Terror-Gedenken am Weihnachtsmarkt

Richard A. Fuchs
27. November 2017

Vor einem Jahr raste ein islamistischer Attentäter mit einem Lastwagen in den Weihnachtsmarkt am Berliner Breitscheidplatz. Jetzt haben die Buden wieder geöffnet, mit verschärften Sicherheitsregeln und Gedenkgebeten.

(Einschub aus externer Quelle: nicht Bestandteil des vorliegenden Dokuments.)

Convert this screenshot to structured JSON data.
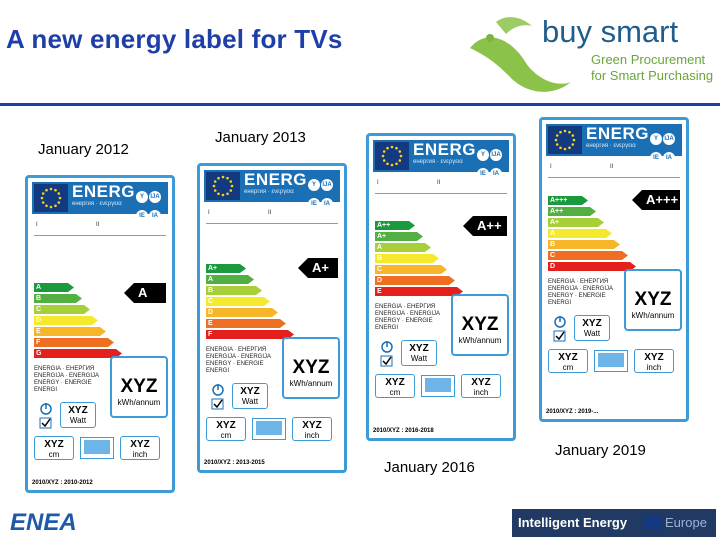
{
  "slide": {
    "title": "A new energy label for TVs"
  },
  "logo": {
    "name": "buy smart",
    "tagline1": "Green Procurement",
    "tagline2": "for Smart Purchasing"
  },
  "dates": [
    "January 2012",
    "January 2013",
    "January 2016",
    "January 2019"
  ],
  "label_common": {
    "energ": "ENERG",
    "energ_sub": "енергия · ενεργεια",
    "circles": [
      "Y",
      "IJA",
      "IE",
      "IA"
    ],
    "tick1": "I",
    "tick2": "II",
    "languages": "ENERGIA · ЕНЕРГИЯ\nENERGIJA · ENERGIJA\nENERGY · ENERGIE\nENERGI",
    "xyz": "XYZ",
    "kwh": "kWh/annum",
    "watt": "Watt",
    "cm": "cm",
    "inch": "inch"
  },
  "labels": [
    {
      "classes": [
        "A",
        "B",
        "C",
        "D",
        "E",
        "F",
        "G"
      ],
      "arrow_label": "A",
      "footer": "2010/XYZ : 2010-2012"
    },
    {
      "classes": [
        "A+",
        "A",
        "B",
        "C",
        "D",
        "E",
        "F"
      ],
      "arrow_label": "A+",
      "footer": "2010/XYZ : 2013-2015"
    },
    {
      "classes": [
        "A++",
        "A+",
        "A",
        "B",
        "C",
        "D",
        "E"
      ],
      "arrow_label": "A++",
      "footer": "2010/XYZ : 2016-2018"
    },
    {
      "classes": [
        "A+++",
        "A++",
        "A+",
        "A",
        "B",
        "C",
        "D"
      ],
      "arrow_label": "A+++",
      "footer": "2010/XYZ : 2019-..."
    }
  ],
  "bar_colors": [
    "#1a9a3c",
    "#52b043",
    "#a6cf3a",
    "#f5e92d",
    "#f7b52a",
    "#ee6f22",
    "#e3201b"
  ],
  "footer_logos": {
    "left": "ENEA",
    "right_main": "Intelligent Energy",
    "right_sub": "Europe"
  }
}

Deutschland Weihnachtsmarkt an der Berliner Gedächtniskirche
Bild: picture-alliance/dpa/B. von Jutrczenka

"Warum?" In leuchtenden, roten Lettern wurde diese Frage auf ein braunes Holzschild geschrieben. Ein Schild, das auch am Montag um 11 Uhr zur Wiedereröffnung des Weihnachtsmarkts auf dem Berliner Breitscheidplatz lag. Um das Schild herum wurde auf einer Steintreppe eine improvisierte Gedenkstätte eingerichtet. Mit 12 Grabkerzen, Weihnachtsbäumchen und zwei weißen Holzkreuzen - inmitten einer Vielzahl von Holzbuden und Fahrgeschäften. Es ist einer der vielen Versuche der Berliner, an jenes Ereignis zu erinnern, was die Menschen auch knapp ein Jahr danach noch immer fassungslos zurücklässt. Am 19.Dezember 2016 war ein Attentäter mit einem Lastwagen in den Weihnachtsmarkt gerast. 12 Menschen starben, 70 Menschen wurden teilweise schwer verletzt. Das vorweihnachtliche Berlin war binnen Sekunden zum Schauplatz des islamistischen Terrors geworden.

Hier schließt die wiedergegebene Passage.